Quand bien même il existe maintenant des lois condamnant le viol, il est très rarement poursuivi comme un crime. On estime 75 000 viols par an en France. 10 000 donnent lieu à une plainte, et 2 000 seulement aboutissent à une condamnation. La presse s’inquiète des fausses accusations dont pourraient être victimes les hommes et beaucoup moins des vraies victimes. Dans la société française, qui a eu un mot de compassion pour la victime du « rapport forcé » Nafissatou Diallo ? Seules les féministes y ont pensé.

De plus, quand le viol est abordé dans la presse et les conversations, il est alors l’apanage des couches inférieures de la société, le violeur est présenté comme un homme d’ailleurs, un étranger, qui ne se conforme pas aux « valeurs essentielles de la communauté française », qui « ne respecte pas l’égalité homme-femme telle qu’elle se conçoit dans la République », a eu l’outrecuidance de déclarer le ministre Claude Guéant, en refusant la nationalité française à un Algérien violent : « Violeur au delà du périph, séducteur en deçà ».

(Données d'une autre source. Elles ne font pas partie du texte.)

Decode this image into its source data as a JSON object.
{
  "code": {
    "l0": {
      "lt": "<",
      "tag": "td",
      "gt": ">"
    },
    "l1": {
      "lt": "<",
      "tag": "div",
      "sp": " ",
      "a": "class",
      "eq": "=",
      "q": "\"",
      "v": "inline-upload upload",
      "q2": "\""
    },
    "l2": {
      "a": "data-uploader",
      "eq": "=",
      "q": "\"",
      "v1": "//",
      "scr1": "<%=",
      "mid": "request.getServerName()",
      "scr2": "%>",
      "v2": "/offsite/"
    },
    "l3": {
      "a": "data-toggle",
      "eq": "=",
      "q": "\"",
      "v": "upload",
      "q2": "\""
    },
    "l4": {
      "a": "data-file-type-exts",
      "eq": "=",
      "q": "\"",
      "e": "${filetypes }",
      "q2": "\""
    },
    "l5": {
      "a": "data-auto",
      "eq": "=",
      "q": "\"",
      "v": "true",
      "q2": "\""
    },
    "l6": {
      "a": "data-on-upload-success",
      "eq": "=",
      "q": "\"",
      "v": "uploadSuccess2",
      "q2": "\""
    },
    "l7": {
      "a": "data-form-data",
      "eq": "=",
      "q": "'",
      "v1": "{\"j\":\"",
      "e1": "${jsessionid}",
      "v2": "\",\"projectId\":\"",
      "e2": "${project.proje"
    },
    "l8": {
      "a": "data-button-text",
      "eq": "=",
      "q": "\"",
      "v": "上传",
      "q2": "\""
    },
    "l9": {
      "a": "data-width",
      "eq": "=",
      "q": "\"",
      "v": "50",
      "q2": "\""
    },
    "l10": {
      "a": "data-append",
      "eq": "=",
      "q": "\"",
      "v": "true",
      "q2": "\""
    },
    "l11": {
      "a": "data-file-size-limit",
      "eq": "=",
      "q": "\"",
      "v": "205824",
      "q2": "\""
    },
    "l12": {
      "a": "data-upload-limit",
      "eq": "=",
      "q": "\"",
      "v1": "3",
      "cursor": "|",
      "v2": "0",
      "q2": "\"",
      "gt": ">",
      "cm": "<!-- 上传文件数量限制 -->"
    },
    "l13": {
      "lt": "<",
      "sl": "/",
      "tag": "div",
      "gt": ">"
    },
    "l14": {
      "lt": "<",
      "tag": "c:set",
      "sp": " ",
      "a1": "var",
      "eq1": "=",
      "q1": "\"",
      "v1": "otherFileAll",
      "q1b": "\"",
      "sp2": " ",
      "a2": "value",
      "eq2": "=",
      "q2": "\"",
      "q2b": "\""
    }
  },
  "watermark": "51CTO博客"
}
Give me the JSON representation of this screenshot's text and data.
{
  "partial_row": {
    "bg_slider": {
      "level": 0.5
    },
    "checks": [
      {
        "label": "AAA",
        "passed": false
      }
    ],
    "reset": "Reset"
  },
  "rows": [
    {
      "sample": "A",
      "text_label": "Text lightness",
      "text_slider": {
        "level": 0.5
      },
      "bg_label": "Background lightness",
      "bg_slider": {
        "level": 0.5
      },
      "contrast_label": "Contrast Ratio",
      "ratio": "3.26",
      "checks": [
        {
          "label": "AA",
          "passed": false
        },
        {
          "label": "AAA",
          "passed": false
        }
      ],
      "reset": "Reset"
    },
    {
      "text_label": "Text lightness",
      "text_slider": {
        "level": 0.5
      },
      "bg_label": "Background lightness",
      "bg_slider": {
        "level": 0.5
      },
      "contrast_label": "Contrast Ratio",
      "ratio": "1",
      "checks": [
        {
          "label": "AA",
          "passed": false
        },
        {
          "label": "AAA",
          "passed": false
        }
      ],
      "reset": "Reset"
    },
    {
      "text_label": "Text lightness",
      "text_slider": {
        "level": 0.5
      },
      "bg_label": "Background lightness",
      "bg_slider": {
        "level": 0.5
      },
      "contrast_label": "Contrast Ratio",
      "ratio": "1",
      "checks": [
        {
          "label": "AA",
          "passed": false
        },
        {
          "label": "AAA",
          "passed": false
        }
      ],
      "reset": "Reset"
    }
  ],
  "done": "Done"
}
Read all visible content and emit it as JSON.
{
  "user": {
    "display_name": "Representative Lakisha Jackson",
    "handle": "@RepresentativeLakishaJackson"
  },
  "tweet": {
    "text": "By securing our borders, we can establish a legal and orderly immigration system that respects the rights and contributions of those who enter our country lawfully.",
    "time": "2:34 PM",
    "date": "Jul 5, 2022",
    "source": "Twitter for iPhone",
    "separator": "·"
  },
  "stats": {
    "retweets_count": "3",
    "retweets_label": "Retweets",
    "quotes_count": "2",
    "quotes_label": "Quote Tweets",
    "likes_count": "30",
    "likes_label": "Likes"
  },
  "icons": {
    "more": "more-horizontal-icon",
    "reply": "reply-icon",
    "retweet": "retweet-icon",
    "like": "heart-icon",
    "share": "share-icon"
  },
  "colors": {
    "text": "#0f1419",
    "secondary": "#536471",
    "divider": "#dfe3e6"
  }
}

Les féministes ?prennent la rue

Durant l’affaire DSK, la caste des hommes se défend contre l’attaque « puritaine » de la justice américaine et se gausse d’un juge qui prend au sérieux la parole d’une femme de chambre. On vante aussi beaucoup la présomption d’innocence dont devrait bénéficier DSK, sans jamais parler de celle de la femme considérée comme une « menteuse ».

Ce « Un troussage de domestique » fort passionnant analyse le sexisme ordinaire de la société française (et la Suisse romande est bien imprégnée de culture française !) et rend compte de la réaction féministe, très rapide, après la nouvelle stupéfiante. A l’encontre des socialistes qui défendent avant tout leur leader, les féministes descendent dans la rue dès le 22 mai et organisent leur riposte dans la presse. Peu à peu leur argumentaire en faveur du respect et de la liberté des femmes gagne du terrain. Un Jean-François Kahn, par exemple, recule et fait son autocritique. Les féministes françaises rendent hommage à leurs consœurs américaines qui ont su gagner l’opinion publique de leur pays à la gravité des violences sexuelles et à les faire admettre comme des actes punissables.

Après un verdict injuste,?la lutte continue

Mais la justice américaine a aussi ses tares, et finalement le violeur international peut rentrer chez lui, en agitant triomphalement la main à l’aéroport, accompagné de sa fidèle et admirable épouse, célébrée comme une héroïne, une « vraie femme ». Cependant, la réaction cinglante des féministes françaises a ouvert les vannes de la parole des femmes. Des journalistes, des parlementaires ont osé révéler le sexisme de leurs milieux, les couleuvres qu’elles se sentent obligées d’avaler pour garder leur place. Le combat contre le viol a repris, une loi cadre va être proposée en France. Les femmes françaises acquièrent un nouveau regard sur la banalisation des violences sexuelles qu’elles ont dû subir et beaucoup rejoignent le combat féministe.

Un soutien inattendu aux féministes françaises leur est venu d’Ukraine ! Les fabuleuses ukrainiennes de Fenem sont venues tout récemment jusque devant la porte de DSK, Place des Vosges à Paris, déguisées en femmes de chambres de revue sexy. Elle ont clamé leur indignation et leur colère, puis sont reparties en criant à travers Paris « Vive la liberté des femmes ! »

Il vaut la peine de regarder leur courageux happening sur internet et de suivre leur exemple, après la lecture de « Un troussage de domestique ».